Los trabajadores del Frigorífico Anselmo plantearon la crítica situación que atraviesan

17 enero, 2020

Los trabajadores del Frigorífico Anselmo plantearon la crítica situación que atraviesan

Trabajadores del Frigorífico Anselmo plantearon hoy, a las puertas de la empresa, la situación que atraviesan ante la incertidumbre en torno al futuro de la firma y la falta de pago de haberes.

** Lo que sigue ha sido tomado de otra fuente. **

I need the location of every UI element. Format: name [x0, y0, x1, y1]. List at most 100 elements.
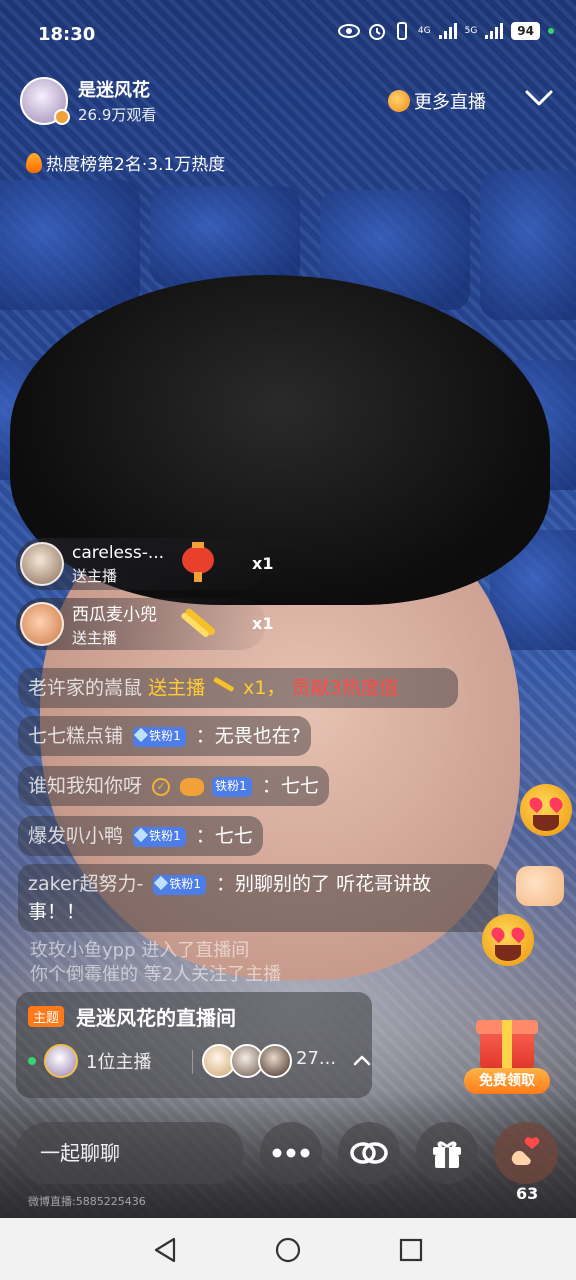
host-profile[interactable]: 是迷风花 26.9万观看	[20, 76, 156, 125]
free-gift-label: 免费领取	[464, 1068, 550, 1094]
host-count: 1位主播	[86, 1052, 152, 1073]
enter-notice: 玫玫小鱼ypp 进入了直播间	[30, 940, 250, 961]
chat-user[interactable]: 七七糕点铺	[28, 725, 123, 747]
chat-message: 爆发叭小鸭 铁粉1 ：七七	[18, 816, 263, 856]
chat-message: zaker超努力- 铁粉1 ：别聊别的了 听花哥讲故 事！！	[18, 864, 498, 932]
room-info-card[interactable]: 主题 是迷风花的直播间 1位主播 27...	[16, 992, 372, 1098]
fan-badge: 铁粉1	[153, 874, 206, 895]
gifter-avatar	[20, 602, 64, 646]
back-icon[interactable]	[150, 1235, 180, 1265]
diamond-icon	[133, 827, 149, 842]
gift-count: x1	[252, 614, 274, 633]
fan-badge-label: 铁粉1	[149, 828, 181, 843]
host-mini-avatar	[44, 1044, 78, 1078]
network-label: 4G	[417, 26, 431, 36]
chat-text-continued: 事！！	[28, 901, 86, 923]
foam-panel	[0, 180, 140, 310]
gift-button[interactable]	[416, 1122, 478, 1184]
signal-icon	[438, 23, 457, 39]
topic-tag: 主题	[28, 1006, 65, 1027]
status-icons: 4G 5G 94	[337, 22, 554, 40]
link-mic-button[interactable]	[338, 1122, 400, 1184]
divider	[192, 1050, 193, 1074]
diamond-icon	[154, 875, 169, 890]
fan-badge-label: 铁粉1	[149, 728, 181, 743]
foam-panel	[150, 186, 300, 286]
more-live-button[interactable]: 更多直播	[388, 88, 486, 114]
vibrate-icon	[396, 22, 407, 40]
chat-message: 谁知我知你呀 ✓ 铁粉1 ：七七	[18, 766, 329, 806]
chat-message: 七七糕点铺 铁粉1 ：无畏也在?	[18, 716, 311, 756]
status-bar: 18:30 4G 5G 94	[0, 0, 576, 70]
fan-badge: 铁粉1	[212, 776, 252, 797]
alarm-icon	[368, 24, 385, 40]
status-time: 18:30	[38, 24, 96, 45]
glowstick-icon	[213, 677, 234, 692]
chevron-down-icon[interactable]	[524, 86, 554, 110]
recents-icon[interactable]	[396, 1235, 426, 1265]
battery-indicator: 94	[511, 22, 540, 40]
link-icon	[350, 1142, 388, 1164]
heat-rank-label: 热度榜第2名·3.1万热度	[46, 155, 226, 175]
chevron-up-icon[interactable]	[352, 1052, 372, 1068]
home-icon[interactable]	[273, 1235, 303, 1265]
system-nav-bar	[0, 1218, 576, 1280]
gift-icon	[433, 1141, 461, 1168]
gift-action: 送主播	[72, 566, 118, 585]
diamond-icon	[133, 727, 149, 742]
thumbs-up-hand-icon	[516, 866, 564, 906]
privacy-dot	[548, 28, 554, 34]
viewer-avatars[interactable]	[202, 1044, 292, 1078]
heart-hand-icon	[511, 1137, 540, 1165]
network-label: 5G	[464, 26, 478, 36]
heart-eyes-emoji-icon	[482, 914, 534, 966]
chat-text: ：别聊别的了 听花哥讲故	[216, 873, 432, 895]
host-avatar[interactable]	[20, 76, 70, 125]
eye-icon	[337, 24, 360, 38]
gift-box-icon	[476, 1020, 538, 1070]
more-button[interactable]	[260, 1122, 322, 1184]
signal-icon	[485, 23, 504, 39]
like-count: 63	[516, 1184, 539, 1203]
heat-rank[interactable]: 热度榜第2名·3.1万热度	[26, 150, 225, 175]
gift-notification[interactable]: 西瓜麦小兜 送主播 x1	[16, 598, 273, 650]
chat-user[interactable]: 老许家的嵩鼠	[28, 677, 142, 699]
host-chip[interactable]: 1位主播	[28, 1044, 151, 1078]
room-title: 是迷风花的直播间	[76, 1006, 236, 1030]
chat-gift-row: 老许家的嵩鼠 送主播 x1， 贡献3热度值	[18, 668, 458, 708]
more-dots-icon	[272, 1148, 310, 1158]
like-button[interactable]	[494, 1122, 558, 1184]
watermark: 微博直播:5885225436	[28, 1195, 146, 1208]
chat-gift-count: x1，	[243, 677, 286, 699]
free-gift-promo[interactable]: 免费领取	[462, 1018, 554, 1098]
host-viewers: 26.9万观看	[78, 106, 157, 124]
fan-badge-label: 铁粉1	[169, 876, 201, 891]
follow-notice: 你个倒霉催的 等2人关注了主播	[30, 964, 282, 985]
fan-badge-label: 铁粉1	[215, 778, 247, 793]
gifter-name: careless-...	[72, 542, 165, 563]
planet-icon	[388, 90, 410, 112]
check-badge-icon: ✓	[152, 777, 171, 796]
heart-eyes-emoji-icon	[520, 784, 572, 836]
chat-heat-text: 贡献3热度值	[291, 677, 399, 699]
chat-input[interactable]: 一起聊聊	[16, 1122, 244, 1184]
chat-user[interactable]: zaker超努力-	[28, 873, 143, 895]
flame-icon	[26, 152, 42, 173]
live-dot-icon	[28, 1057, 36, 1065]
viewer-avatar	[258, 1044, 292, 1078]
verified-badge	[54, 108, 70, 125]
lantern-gift-icon	[182, 542, 214, 582]
gift-action: 送主播	[72, 629, 118, 647]
fan-badge: 铁粉1	[133, 726, 186, 747]
foam-panel	[480, 170, 576, 320]
chat-text: ：七七	[195, 825, 253, 847]
chat-user[interactable]: 爆发叭小鸭	[28, 825, 123, 847]
gifter-avatar	[20, 542, 64, 586]
room-viewer-count: 27...	[296, 1048, 337, 1069]
gift-notification[interactable]: careless-... 送主播 x1	[16, 538, 273, 590]
chat-user[interactable]: 谁知我知你呀	[28, 775, 142, 797]
chat-gift-text: 送主播	[148, 677, 206, 699]
host-name: 是迷风花	[78, 80, 150, 101]
glowstick-gift-icon	[181, 608, 216, 637]
gifter-name: 西瓜麦小兜	[72, 605, 157, 625]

Néstor García, secretario del gremio de la Carne, aseguró que “la medida de fuerza que se inició hace una semana tiene que ver con la situación que la empresa viene afrontando desde hace tiempo, y si bien los trabajadores siempre pusieron el lomo, cuando dejaron de cobrar también decidieron dejar de trabajar, por eso se viene, se ficha y se hace retención de tareas por un par de horas con un acatamiento del 100% hasta que venga alguien que reactive la empresa o nos dé un trabajo que se pague”. Según indicó el propio dirigente sindical, la semana pasada dispusieron de vacas en los corrales que finalmente, ante la decisión de los empleados de no faenarlas, fueron retiradas. También aseguró que “hay muchas versiones, gente de Cabaña Las Lilas recorrió ayer la planta y se dice que están a punto de firmar un contrato, pero lo que nosotros queremos es que venga alguien que traiga materia prima, trabaje y además mantenga a todo el personal, porque a pesar de que nos deben plata, nosotros no permitimos que se nos toque a ningún trabajador, así que venga el que venga, que sepa que el Sindicato no va a permitir que se toque a nadie. Hubo gente mediática interesada también pero no se pudo avanzar”.
García confirmó que el servicio de gas fue interrumpido hace dos días, mientras que la luz “se acomodó en Buenos Aires con la distribuidora mayorista”.
Gustavo Moller, trabajador del frigorífico, advirtió que “solamente escuchamos cuentos, hace 9 meses que esperamos que traigan vacas, porque sin vacas no se puede trabajar”, y negó que existan enfrentamientos con la conducción actual. Su compañero Guillermo Gutiérrez apuntó a “un solo culpable, que es Nicolás Ambrosius, que sacó a la gente capacitada, trajo otras personas y eso lo llevó a perder la empresa”. Mientras que Emiliano Arana, otro empleado, señaló que “lo que queremos es trabajar, si nos reciben y no nos dan solución, no nos sirve. Sentimos el apoyo del gremio y de los compañeros, y no es cierto que no queremos trabajar porque hemos venido por cuatro vacas. Le pusimos el cuerpo, cumplimos las horas y estamos. Y hasta ahora sólo nos han mentido. Y hay empresarios a los que les interesa abrir pero sacando 50 personas, mientras que nosotros queremos que se abra pero permanecer todos juntos”.
Todos coincidieron en describir una compleja situación económica, que incluye desde la supervivencia a partir de changas o el trabajo de los cónyuges, hasta el peligro que atraviesan los que no pueden pagar el alquiler. “Yo vivo de mis papás, y de hecho ahora con mis dos hijos me voy a la casa de ellos porque el último pago que recibimos fue de 3000 pesos en diciembre. Hay gente a la que le deben más de 100.000 pesos y esto no se puede tapar más”, concluyó otra empleada, Eugenia Carrera.